Follow by Email

Friday, August 17, 2012

Perspective Through Young Eyes

The neighbor kids are on vacation this week, and I missed having them here to read with me. The feeling of a warm head tucked under my arm and small hands grasping my hands or resting on my leg as giggles erupt from them is treasured. What I love most, though, is their understanding of what we read.

They adore Chico Bon Bon, the crafty monkey with an incredible tool belt in Chris Monroe's Monkey With a Tool Belt. We read one of the books about him each week. Each time, they express frustration that, after he is trapped in a box by the evil organ grinder (lured in by a fake banana split), Chico Bon Bon does not just get out of the box. The kids can plainly see him in there. Why doesn't he just walk out? they ask. I try to explain our omniscient perspective as readers, that we can see in the box as if the side were cut away, but it is not. And each week, they ask again, not able to grasp the idea from the last reading.

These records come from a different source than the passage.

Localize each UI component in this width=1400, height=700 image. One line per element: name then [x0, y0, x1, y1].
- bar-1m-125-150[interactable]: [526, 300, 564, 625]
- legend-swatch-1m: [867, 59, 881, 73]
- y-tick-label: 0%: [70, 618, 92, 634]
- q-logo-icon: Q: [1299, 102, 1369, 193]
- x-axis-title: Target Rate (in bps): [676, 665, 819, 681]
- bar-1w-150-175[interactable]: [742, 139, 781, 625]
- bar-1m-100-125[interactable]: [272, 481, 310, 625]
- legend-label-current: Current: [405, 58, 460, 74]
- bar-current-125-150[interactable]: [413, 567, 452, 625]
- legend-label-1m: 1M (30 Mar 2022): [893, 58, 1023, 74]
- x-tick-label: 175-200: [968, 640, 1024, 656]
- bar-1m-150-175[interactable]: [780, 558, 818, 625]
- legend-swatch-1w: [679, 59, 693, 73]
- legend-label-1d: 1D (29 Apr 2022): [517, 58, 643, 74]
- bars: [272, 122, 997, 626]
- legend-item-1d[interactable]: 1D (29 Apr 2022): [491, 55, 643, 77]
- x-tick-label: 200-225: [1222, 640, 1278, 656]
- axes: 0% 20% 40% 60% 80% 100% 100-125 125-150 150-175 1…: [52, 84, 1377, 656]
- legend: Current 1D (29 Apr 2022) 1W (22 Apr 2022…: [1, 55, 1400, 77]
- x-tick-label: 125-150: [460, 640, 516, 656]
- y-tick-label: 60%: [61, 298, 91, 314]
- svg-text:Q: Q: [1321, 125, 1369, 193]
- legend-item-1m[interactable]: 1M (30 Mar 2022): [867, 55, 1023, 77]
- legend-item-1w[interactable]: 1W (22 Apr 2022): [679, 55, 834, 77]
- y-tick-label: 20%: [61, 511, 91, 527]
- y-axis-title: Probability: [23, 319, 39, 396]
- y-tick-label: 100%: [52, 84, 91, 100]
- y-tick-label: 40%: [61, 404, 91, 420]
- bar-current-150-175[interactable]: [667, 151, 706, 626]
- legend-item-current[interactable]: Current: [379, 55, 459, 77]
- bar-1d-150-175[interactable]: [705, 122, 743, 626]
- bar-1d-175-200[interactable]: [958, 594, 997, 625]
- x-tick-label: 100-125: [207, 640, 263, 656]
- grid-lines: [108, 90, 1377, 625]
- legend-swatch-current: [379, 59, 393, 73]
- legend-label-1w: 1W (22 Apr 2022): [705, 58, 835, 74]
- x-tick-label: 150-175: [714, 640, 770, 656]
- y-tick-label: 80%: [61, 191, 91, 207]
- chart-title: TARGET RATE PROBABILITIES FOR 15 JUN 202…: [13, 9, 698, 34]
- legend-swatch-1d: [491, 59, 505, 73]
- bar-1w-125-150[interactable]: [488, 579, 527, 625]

What they do remember each week is the hysterical scenario in Monkey With a Tool Belt and the Noisy Problem in which Chico Bon Bon is trying to discover the cause of a loud noise. We all make the onomatopoeic noises and laugh uproariously when an elephant named Clark is found to be stuck in the laundry chute. Since then, we have used flashlights and stuffed animals in our own laundry chute (minus the banana peels Chico Bon Bon used to slide Clark from his laundry chute), trekking up and down the steps and giggling as the animals drop into waiting arms.


  1. these children are so lucky to have you in their lives!

  2. The perspective of the young is interesting and surprising. As an author I've found that sometimes what I've thought was going to be a funny part of one of my books isn't funny to young readers, or that they find humor in something that I didn't think was funny at all.

    And I second brattcat's comment.